Malaria is one of the priority public health diseases in Sierra Leone. It transmits throughout the year – so every individual in Sierra Leone is actually at a risk of getting malaria; however, children and pregnant women are most susceptible.

To address the disease burden, we have developed a strategic plan spanning from 2016 to 2020. In collaboration with our partners and other stakeholders, we are working to scale up all the cost-effective interventions at our disposal and ensure that we achieve our set goals and objectives.  For example, we are scaling up robust interventions like bed net distribution and case management – both preventive and curative solutions which have led to slight but important decreases in malaria prevalence and incidence. We do have certain areas in the northern part of Sierra Leone where the burden remains very high, but we have targeted strategies for those areas.

  1. Sierra Leone has also had success in engaging both the public and private sector in the fight against malaria. Can you give us one example of how the private sector is contributing to your efforts?

One of the key initiatives in our strategic plan is to ensure that we strengthen public-private partnerships, because we alone cannot decrease the malaria burden. We need people and partners to complement our efforts. All of us have one common vision, one common goal and objective.

We first partnered with 36 public health facilities around the country to support the implementation of preventive and curative services. We provide them with drugs and diagnostic materials, data collection and reporting tools, coaching and mentoring, and they report to us through the health information system, the DHIS2 platform, where all relevant district-level malaria data is collected and integrated into the national database.

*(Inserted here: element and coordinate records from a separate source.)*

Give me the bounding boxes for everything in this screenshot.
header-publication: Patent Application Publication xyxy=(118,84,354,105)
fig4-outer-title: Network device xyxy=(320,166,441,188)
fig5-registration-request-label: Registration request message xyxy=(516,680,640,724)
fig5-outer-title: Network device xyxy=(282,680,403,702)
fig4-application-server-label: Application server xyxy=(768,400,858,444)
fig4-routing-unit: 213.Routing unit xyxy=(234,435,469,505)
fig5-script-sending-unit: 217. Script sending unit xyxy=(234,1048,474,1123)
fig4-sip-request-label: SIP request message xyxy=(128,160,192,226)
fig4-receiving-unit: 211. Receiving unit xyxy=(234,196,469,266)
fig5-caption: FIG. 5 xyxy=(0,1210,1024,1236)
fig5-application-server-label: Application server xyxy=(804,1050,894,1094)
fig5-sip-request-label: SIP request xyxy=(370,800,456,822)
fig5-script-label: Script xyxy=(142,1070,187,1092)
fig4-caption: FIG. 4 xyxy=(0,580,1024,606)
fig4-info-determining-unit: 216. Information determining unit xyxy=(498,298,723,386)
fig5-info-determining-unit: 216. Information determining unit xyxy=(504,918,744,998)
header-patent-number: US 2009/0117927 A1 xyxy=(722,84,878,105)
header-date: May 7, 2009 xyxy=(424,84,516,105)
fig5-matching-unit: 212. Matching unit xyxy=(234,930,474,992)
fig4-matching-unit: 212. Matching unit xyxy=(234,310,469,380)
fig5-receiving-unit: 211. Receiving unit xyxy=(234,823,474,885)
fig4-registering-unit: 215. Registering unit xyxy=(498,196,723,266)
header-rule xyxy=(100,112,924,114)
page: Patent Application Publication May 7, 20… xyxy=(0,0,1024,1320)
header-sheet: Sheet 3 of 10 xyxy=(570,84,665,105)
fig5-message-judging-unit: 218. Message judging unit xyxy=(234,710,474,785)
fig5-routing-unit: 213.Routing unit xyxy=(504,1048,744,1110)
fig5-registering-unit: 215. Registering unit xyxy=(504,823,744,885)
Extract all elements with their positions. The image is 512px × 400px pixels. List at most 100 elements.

Quite recently, we expanded our efforts to also partner with private pharmaceutical outlets. In Sierra Leone, a lot of people in urban settings purchase over-the-counter malaria drugs when they get a fever, but fever is just one symptom of malaria. This irrational use of antimalarials, antibiotics, and analgesics, is called “polypharmacy.” As a result, we engaged the pharmacy board of Sierra Leone, who have opted to receive support from the NMCP. We now provide them with malaria rapid diagnostic testing (mRDTs) kits free of cost – the same way we provide mRDTs to public health facilities – free of cost!

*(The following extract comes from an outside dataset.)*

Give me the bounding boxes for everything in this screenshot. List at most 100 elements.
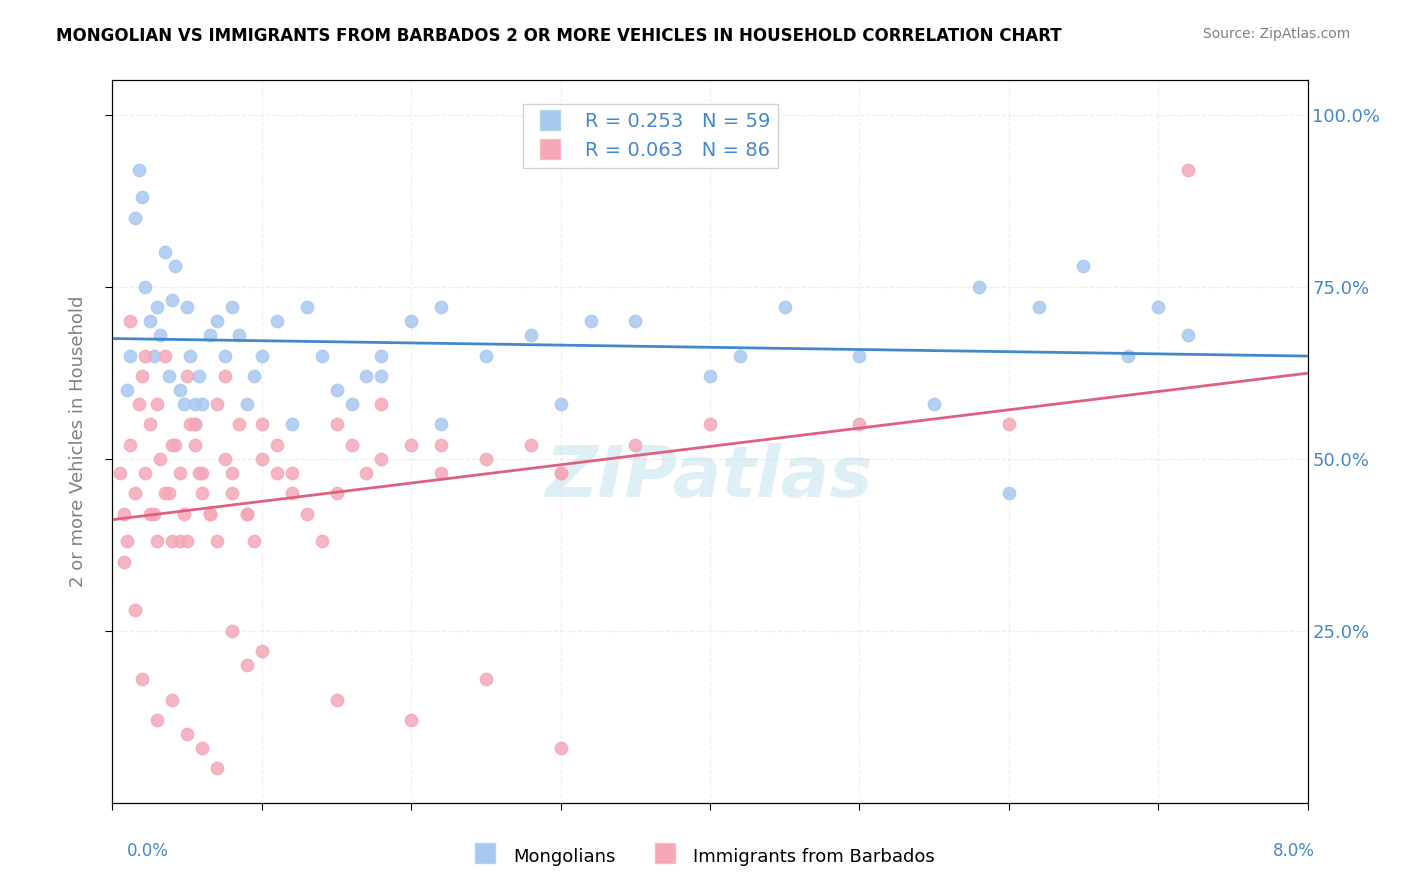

We have since developed and signed a memorandum of understanding with both the public and private institutions to define specific roles and responsibilities in the fight against malaria – because all of us have the same vision: to ensure that we reduce the malaria burden.

  1. Through our Capacity Building for Malaria (CBM) activity, HRH2030 has been working with the NMCP in close coordination with the U.S. President’s Malaria Initiative to build country capacity and improve the effectiveness and efficiency of Global Fund grant implementation, contributing to the overarching shared goal of reducing malaria deaths. How has HRH-CBM been supporting you and your team as you move toward malaria control?

HRH2030-CBM has been very supportive because, first and foremost, they are supporting the national strategic plan. The NMCP’s capacity building component is very crucial, so we’ve been developing our work plan with HRH2030 to ensure that we capacitate the different areas where we think we need to do more. HRH2030 and Kwabena Larbi (the HRH2030 senior technical advisor embedded within the NMCP) were also very involved in our efforts to engage the private sector – in planning, implementation, monitoring, and the like.

I will say, HRH2030 is part and parcel of the program. They are not like an outsider, they are right in it. We plan together, we sit together, we eat together, we monitor together, and we do evaluation together. It has been a very inclusive process, and definitely added value to our entire program and activity output.

Photo: Dr. Samuel Juana Smith in his office. As the National Malaria Control Program manager, he is in charge of the implementation of the national  strategic plan to reduce malaria in Sierra Leone.